In Europe, this is the primary focus behind regulation. Essentially controlling smoke density and toxicity is believed to be more important than flame propagation. Consequently, the UL test programs outlined above cannot safely be applied to cables installed in Europe. Instead, the IEC (CENELEC) is responsible for publishing the fire test specification and procedures, however, each represented country may have its own regulations, such as the BSI in the UK. Often the independent regulators will simply copy the IEC/CEI standards but it may be necessary to check first.
|Cable Jacket Marking||Application||Relevant Test Spec. (Europe)|
|Flame Retardant||Indoor - Uninhabited||IEC 60332 [CEI 20-35/1]|
|Low Smoke Zero Halogen||Indoor - Occupied||IEC 60754 [CEI 20-37/2-1]|
Between LSZH and Flame Retardant
There are also cable specifications which lay in-between LSZH and Flame Retardant. For example Low Smoke Fume (LSF) cables may contain halogenated polymers, but typically less than 2%. This is much less that PVC cables, which have a halogen content in the region of 25%. LSF cables are generally designed to reduce the spread of fire while also minimizing the levels of toxic gas and smoke. These might be preferred in tunnels or other critical spaces in which a fire requires urgent attention but are uninhabited.

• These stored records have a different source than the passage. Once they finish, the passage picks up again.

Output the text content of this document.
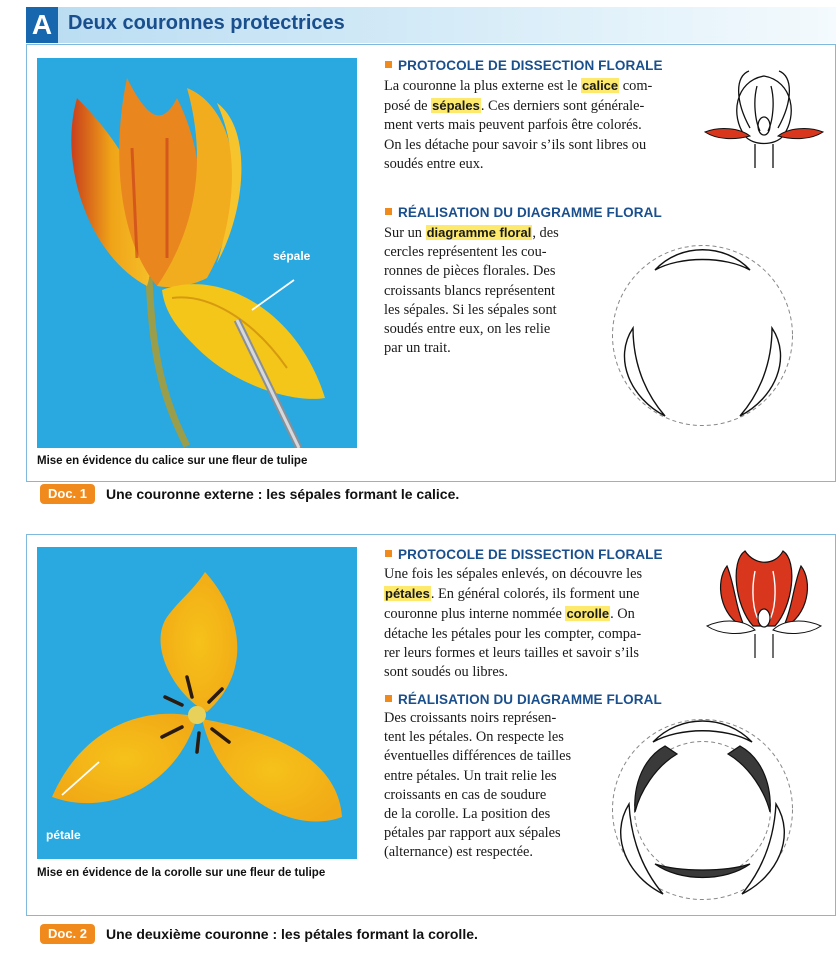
A Deux couronnes protectrices
sépale
Mise en évidence du calice sur une fleur de tulipe
PROTOCOLE DE DISSECTION FLORALE
La couronne la plus externe est le calice com-
posé de sépales. Ces derniers sont générale-
ment verts mais peuvent parfois être colorés.
On les détache pour savoir s’ils sont libres ou
soudés entre eux.
RÉALISATION DU DIAGRAMME FLORAL
Sur un diagramme floral, des
cercles représentent les cou-
ronnes de pièces florales. Des
croissants blancs représentent
les sépales. Si les sépales sont
soudés entre eux, on les relie
par un trait.
Doc. 1	Une couronne externe : les sépales formant le calice.
pétale
Mise en évidence de la corolle sur une fleur de tulipe
PROTOCOLE DE DISSECTION FLORALE
Une fois les sépales enlevés, on découvre les
pétales. En général colorés, ils forment une
couronne plus interne nommée corolle. On
détache les pétales pour les compter, compa-
rer leurs formes et leurs tailles et savoir s’ils
sont soudés ou libres.
RÉALISATION DU DIAGRAMME FLORAL
Des croissants noirs représen-
tent les pétales. On respecte les
éventuelles différences de tailles
entre pétales. Un trait relie les
croissants en cas de soudure
de la corolle. La position des
pétales par rapport aux sépales
(alternance) est respectée.
Doc. 2	Une deuxième couronne : les pétales formant la corolle.
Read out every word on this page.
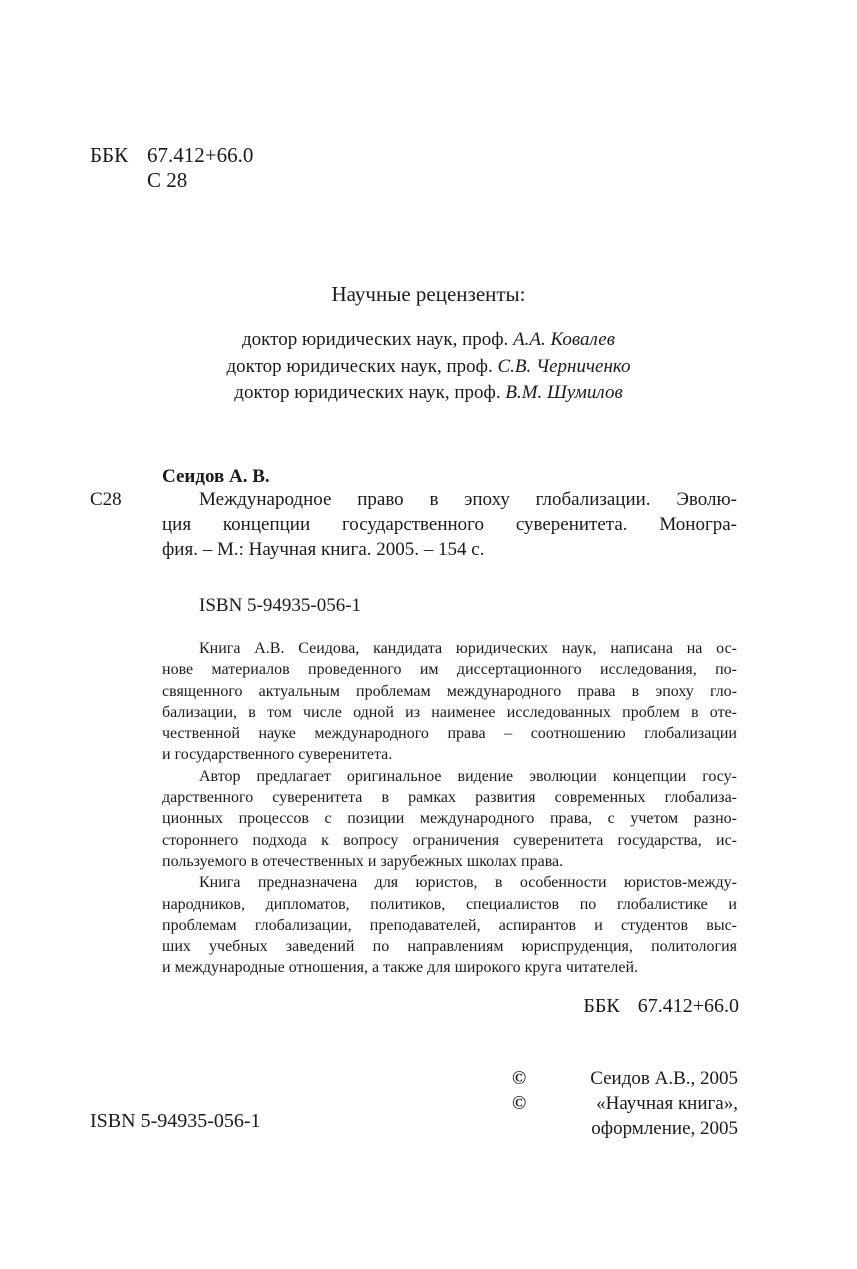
ББК 67.412+66.0
С 28
Научные рецензенты:
доктор юридических наук, проф. А.А. Ковалев
доктор юридических наук, проф. С.В. Черниченко
доктор юридических наук, проф. В.М. Шумилов
Сеидов А. В.
С28	Международное право в эпоху глобализации. Эволю-
ция концепции государственного суверенитета. Моногра-
фия. – М.: Научная книга. 2005. – 154 с.
ISBN 5-94935-056-1
Книга А.В. Сеидова, кандидата юридических наук, написана на ос-
нове материалов проведенного им диссертационного исследования, по-
священного актуальным проблемам международного права в эпоху гло-
бализации, в том числе одной из наименее исследованных проблем в оте-
чественной науке международного права – соотношению глобализации
и государственного суверенитета.
Автор предлагает оригинальное видение эволюции концепции госу-
дарственного суверенитета в рамках развития современных глобализа-
ционных процессов с позиции международного права, с учетом разно-
стороннего подхода к вопросу ограничения суверенитета государства, ис-
пользуемого в отечественных и зарубежных школах права.
Книга предназначена для юристов, в особенности юристов-между-
народников, дипломатов, политиков, специалистов по глобалистике и
проблемам глобализации, преподавателей, аспирантов и студентов выс-
ших учебных заведений по направлениям юриспруденция, политология
и международные отношения, а также для широкого круга читателей.
ББК 67.412+66.0
ISBN 5-94935-056-1
©	Сеидов А.В., 2005
©	«Научная книга»,
оформление, 2005
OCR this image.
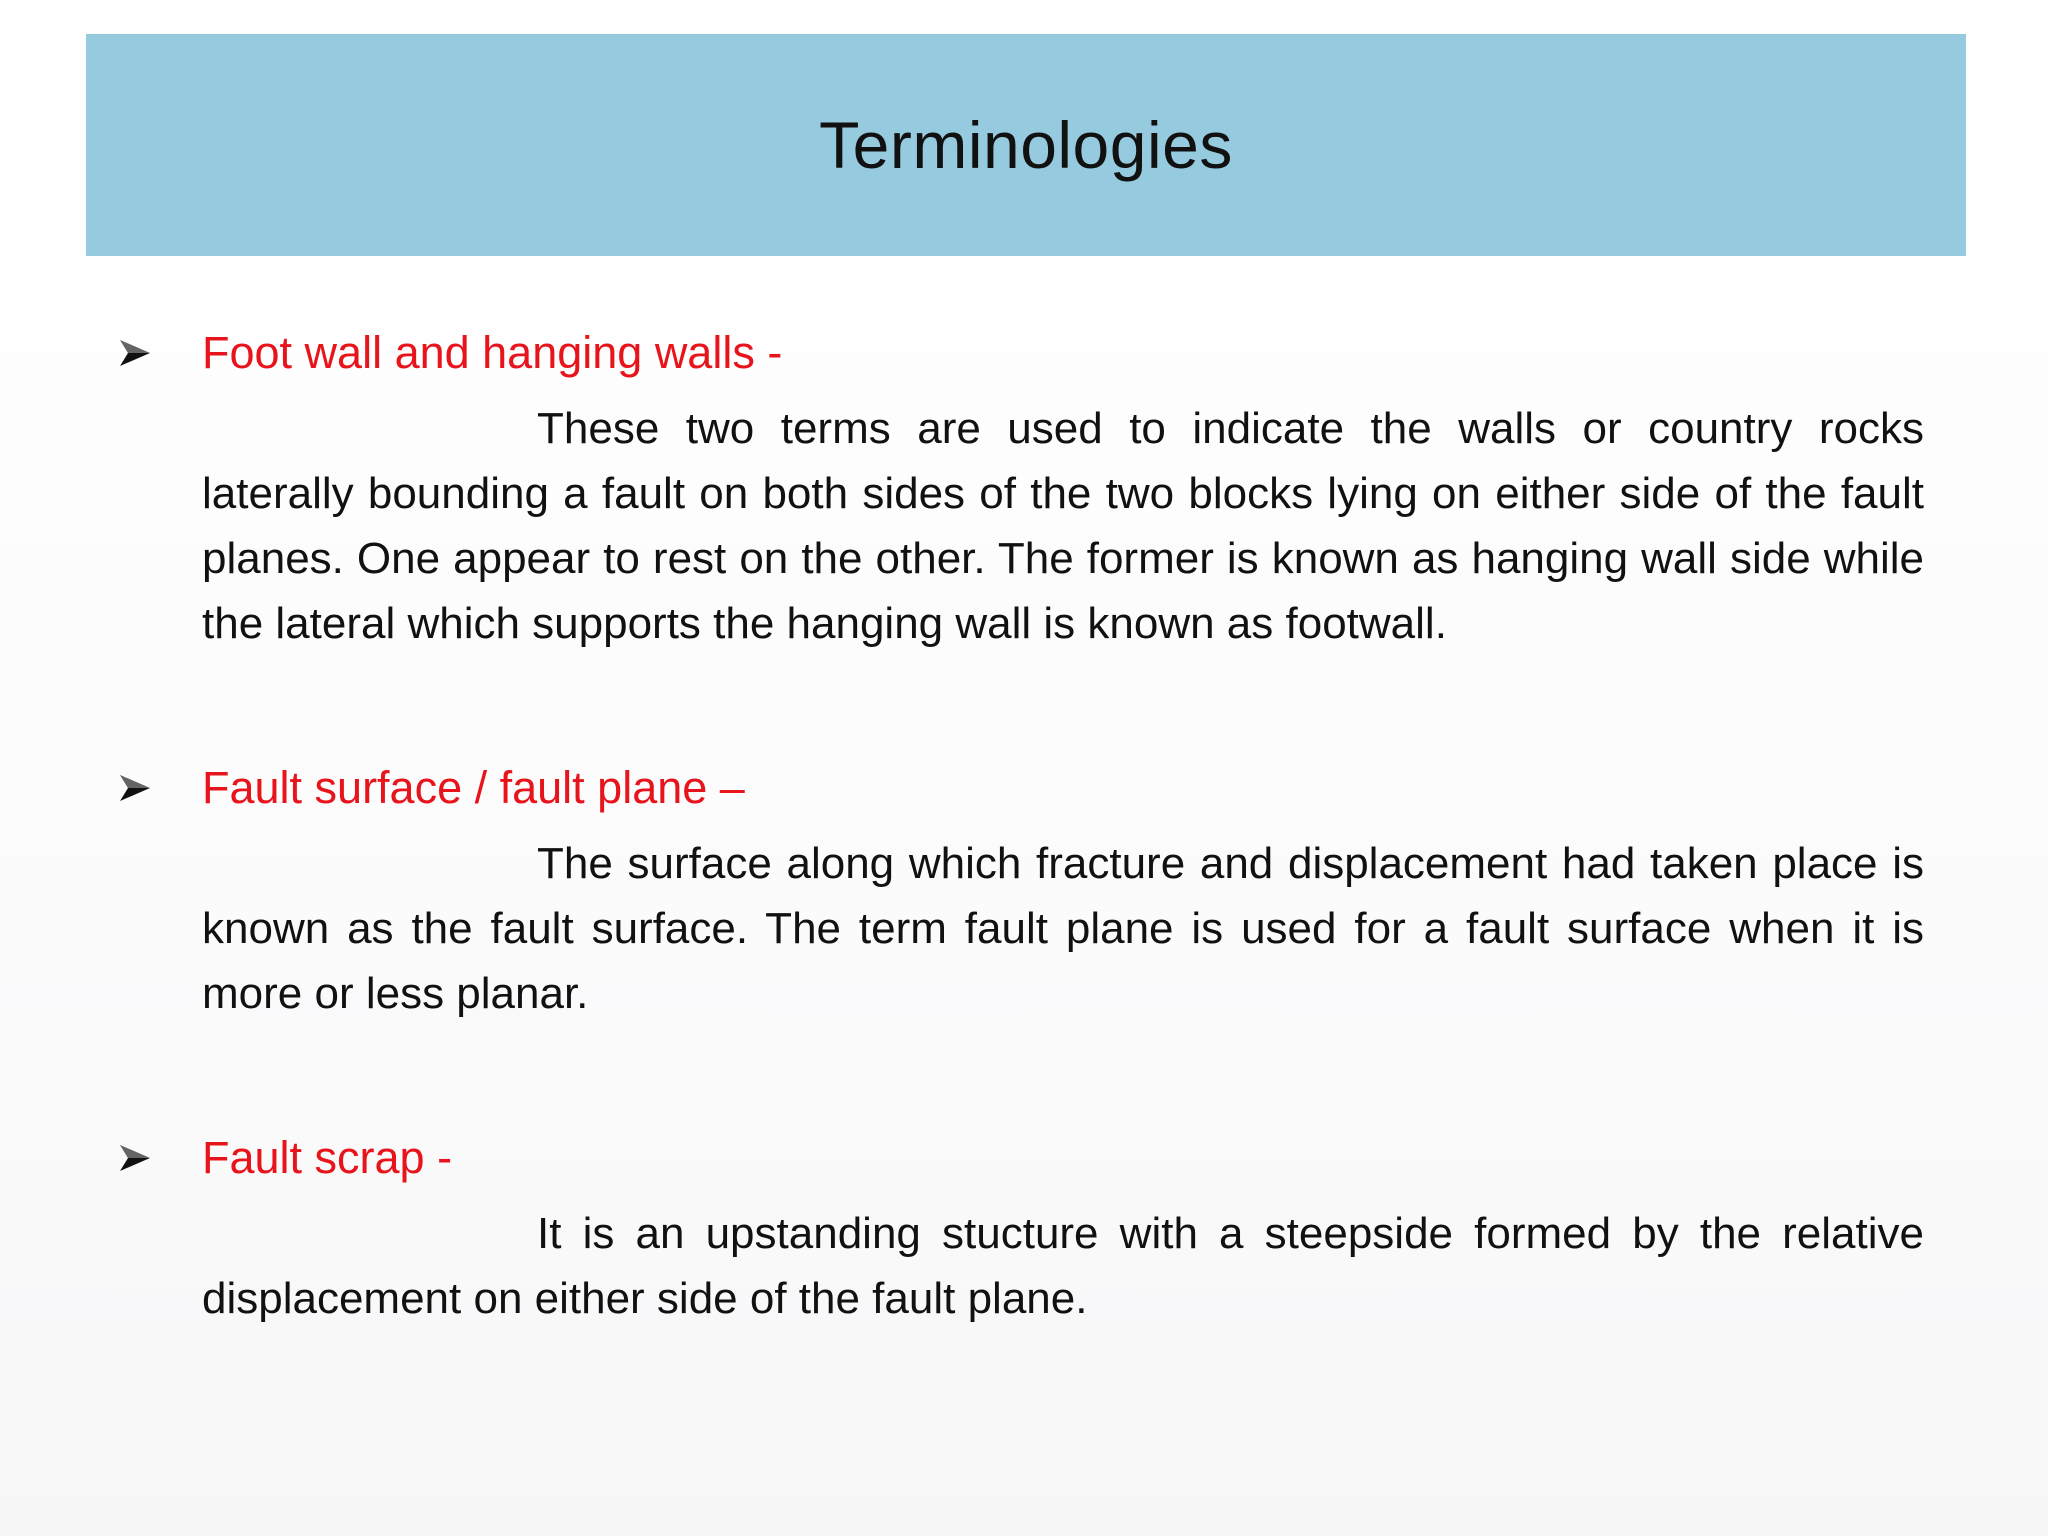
Terminologies
Foot wall and hanging walls -
These two terms are used to indicate the walls or country rocks laterally bounding a fault on both sides of the two blocks lying on either side of the fault planes. One appear to rest on the other. The former is known as hanging wall side while the lateral which supports the hanging wall is known as footwall.
Fault surface / fault plane –
The surface along which fracture and displacement had taken place is known as the fault surface. The term fault plane is used for a fault surface when it is more or less planar.
Fault scrap -
It is an upstanding stucture with a steepside formed by the relative displacement on either side of the fault plane.
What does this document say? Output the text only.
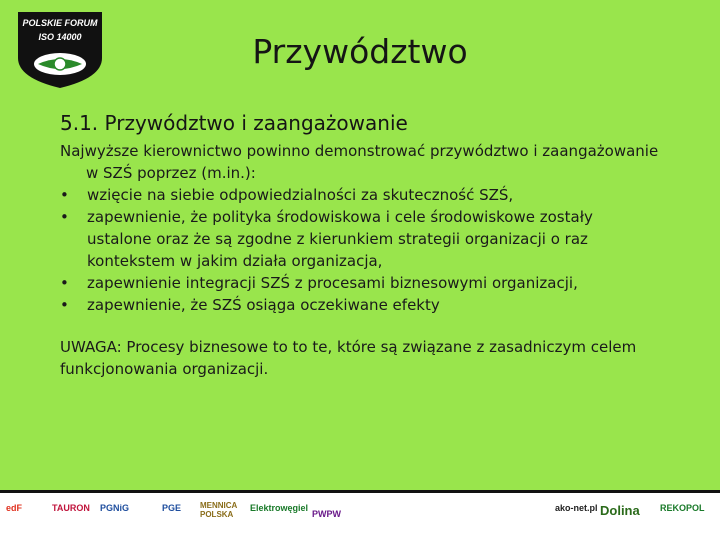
POLSKIE FORUM
ISO 14000	Przywództwo
5.1. Przywództwo i zaangażowanie
Najwyższe kierownictwo powinno demonstrować przywództwo i zaangażowanie w SZŚ poprzez (m.in.):
• wzięcie na siebie odpowiedzialności za skuteczność SZŚ,
• zapewnienie, że polityka środowiskowa i cele środowiskowe zostały ustalone oraz że są zgodne z kierunkiem strategii organizacji o raz kontekstem w jakim działa organizacja,
• zapewnienie integracji SZŚ z procesami biznesowymi organizacji,
• zapewnienie, że SZŚ osiąga oczekiwane efekty
UWAGA: Procesy biznesowe to to te, które są związane z zasadniczym celem funkcjonowania organizacji.
edF	TAURON PGNiG	PGE MENNICA POLSKA
Elektrowęgiel
PWPW
ako-net.pl Dolina REKOPOL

Evaluating Your Options for the Transition
So the options for an installer looking to transition cable into a building aren’t numerous, but the cost variance might be:
1. Most Straightforward Option
Locate the demarcation point within the allowable distance from the transition point (this varies between the U.S. and Europe), then simply splice the outdoor cable to the indoor cable. However this does increase the attenuation of fibers.
2. Second Option
Use a dual layered cable, constructed of a LSZH inner jacket surrounded by a UV stable outdoor sheath, and strip the outer layer once it’s indoors. This works if all the fibers are required for termination in one place, however for a typical FTTx installation where fibers are required on different floors and parts of the building, a double jacketed cable further complicates the splicing. Essentially it would be more cost effective to splice drop cables straight onto the incoming (outdoor) cable.
3. Third, Related Approach
Have an indoor-rated cable installed within an outdoor rated duct, either pre-installed or using blown and pushable fiber techniques. This approach would only benefit the installation if all fibers were being directed to the same termination point. However this does represent a cost saving verses the dual layered cable because the installer will not be stripping and removing sheath. Instead they can use the correct lengths of outdoor duct and indoor cable respectively.
Match Your Requirements to the Right Fire Protection
Choosing the right cable for your installation requires evaluating the particular needs and deployment scenario. Balancing toxicity/smoke performance and fire spread depends on the usage and geography you are operating in. This table below classifies some of the more common fiber cable sheath materials being used today:
|Cat||Description||Flame Retardant||Zero Halogen||Examples of Cable Materials (Polymers)|
|LSZH||Low smoke, zero halogen and flame retardant||•||•||Nylon 12 loose TubeXLP with halogen-free flame retardant|
|LS||Low smoke||•||◦||PBT with halogenated flame retardants|
|FR||Flame retardant||•||- XLP with halogenated flame retardant
- PVDF (Polyvinylidene Fluoride)
- PVC (Polyvinyl Chloride)
- FEP (Fluoride Ethylene Propylene)
- CPE (Chlorinated Ethylene Propylene)
|HR||Halogen free||•||- HDPE and PE cable/microduct
- PP (Polypropylene)
- Bare glass optical fiber
• = Yes, ◦ = Partial, Blank = No
Ultimately, wherever you’re installing cable, make sure it is clearly identifiable as safe to use for that environment. Looking forward, it’s highly likely countries will begin to merge specifications and regulations. Further innovations in polymer tailoring will no doubt have an effect.